Le calendrier a brillé par son incohérence. On a ainsi disputé autant de rencontres (quatre) aux mois d’août et de septembre cumulés qu’au cours du seul mois de février. Autre point : maintes rencontres ont été décalées au samedi après-midi ou au lundi soir, contraignant les supporters aux agendas les moins flexibles à renoncer au match.
On a déjà mentionné l’hiver alsacien, ajoutons une grille des tarifs ressentie comme largement inadaptée. Evidemment, il fallait s’attendre à la disparition des prix open bar des années amateurs : fini le temps du billet offert pour chaque billet acheté – et revendu par certains supporters peu scrupuleux – ou du zonage approximatif permettant de débourser une dizaine d’euros pour se retrouver à proximité des tribunes présidentielles.

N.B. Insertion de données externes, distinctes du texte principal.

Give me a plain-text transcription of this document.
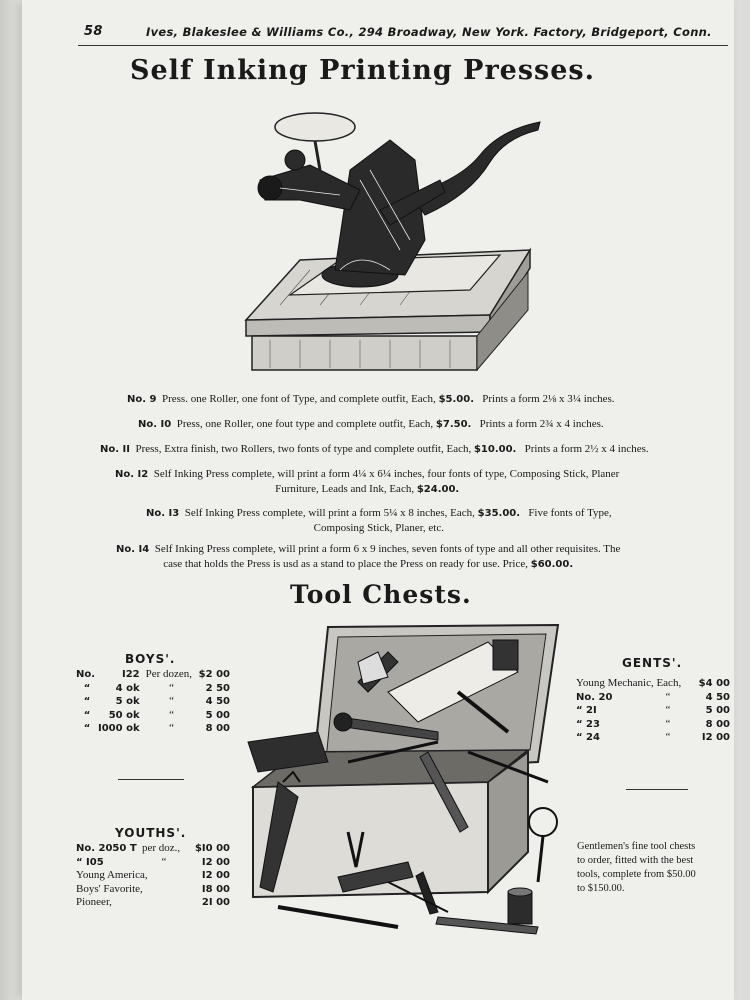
58	Ives, Blakeslee & Williams Co., 294 Broadway, New York. Factory, Bridgeport, Conn.
Self Inking Printing Presses.
No. 9 Press. one Roller, one font of Type, and complete outfit, Each, $5.00. Prints a form 2⅛ x 3¼ inches.
No. I0 Press, one Roller, one fout type and complete outfit, Each, $7.50. Prints a form 2¾ x 4 inches.
No. II Press, Extra finish, two Rollers, two fonts of type and complete outfit, Each, $10.00. Prints a form 2½ x 4 inches.
No. I2 Self Inking Press complete, will print a form 4¼ x 6¼ inches, four fonts of type, Composing Stick, Planer
Furniture, Leads and Ink, Each, $24.00.
No. I3 Self Inking Press complete, will print a form 5¼ x 8 inches, Each, $35.00. Five fonts of Type,
Composing Stick, Planer, etc.
No. I4 Self Inking Press complete, will print a form 6 x 9 inches, seven fonts of type and all other requisites. The
case that holds the Press is usd as a stand to place the Press on ready for use. Price, $60.00.
Tool Chests.
BOYS'.
No.	I22	Per dozen,	$2 00
“	4 ok	“	2 50
“	5 ok	“	4 50
“	50 ok	“	5 00
“	I000 ok	“	8 00
YOUTHS'.
No. 2050 T	per doz.,	$I0 00
“ I05	“	I2 00
Young America,		I2 00
Boys' Favorite,		I8 00
Pioneer,		2I 00
GENTS'.
Young Mechanic, Each,		$4 00
No. 20	“	4 50
“ 2I	“	5 00
“ 23	“	8 00
“ 24	“	I2 00
Gentlemen's fine tool chests
to order, fitted with the best
tools, complete from $50.00
to $150.00.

Des tarifs éloignés des cibles populaires
Mais le club n’y est pas allé de main morte. Impossible de prendre un abonnement en populaire debout, traditionnel « produit d’appel », ni en quart-de-virage. L’abonnement le moins cher correspond au nouveau Kop, comme si le club avait craint que cette grande tribune Ouest ne sonne creux. Il n’y a pas de tarif intermédiaire : le deuxième tarif le plus accessible, pour ceux qui souhaiteraient vivre les matchs assis et au calme, dépasse déjà les 200€. Et encore, on est expédié en tribune Familles non-fumeur à l’autre bout du stade.
En dépit de ces tarifs franchement dissuasifs, la campagne d’abonnements sera plutôt fructueuse avec 7 573 cartes vendues à la fin du mois d’août. Deuxième volet du coup de massue, les prix à l’unité sont également prohibitifs, à hauteur de 16€ en quart-de-virage, avec un supplément en caisse du soir. De quoi refroidir les achats impulsifs.
A y regarder de plus près, il semble que la direction commerciale du Racing se soit laissée emballer par les affluences irrationnelles des printemps 2015 et 2016, qui virent une foule toujours plus nombreuse se masser dans l’espoir de grimper sur le podium puis l’année d’après dans l’attente de l’officialisation de la montée.
Elle a omis de considérer l’impact psychologique du prix, le facteur météo, l’indécrottable versatilité du public, ce qui l’a conduit à quasiment brader les billets au travers de packs, faisant presque regretter aux abonnés d’avoir payé bonbon en août pour manquer la moitié des matchs décalés au samedi ou au lundi.
Alors que la première division fait tourner bien des têtes, il est souhaitable que le Racing tire les conclusions de cet exercice mitigé d’un point de vue affluence. Il reste à espérer que le public alsacien ne se détournera pas aussi vite de son club qu’il est revenu vers lui ce printemps.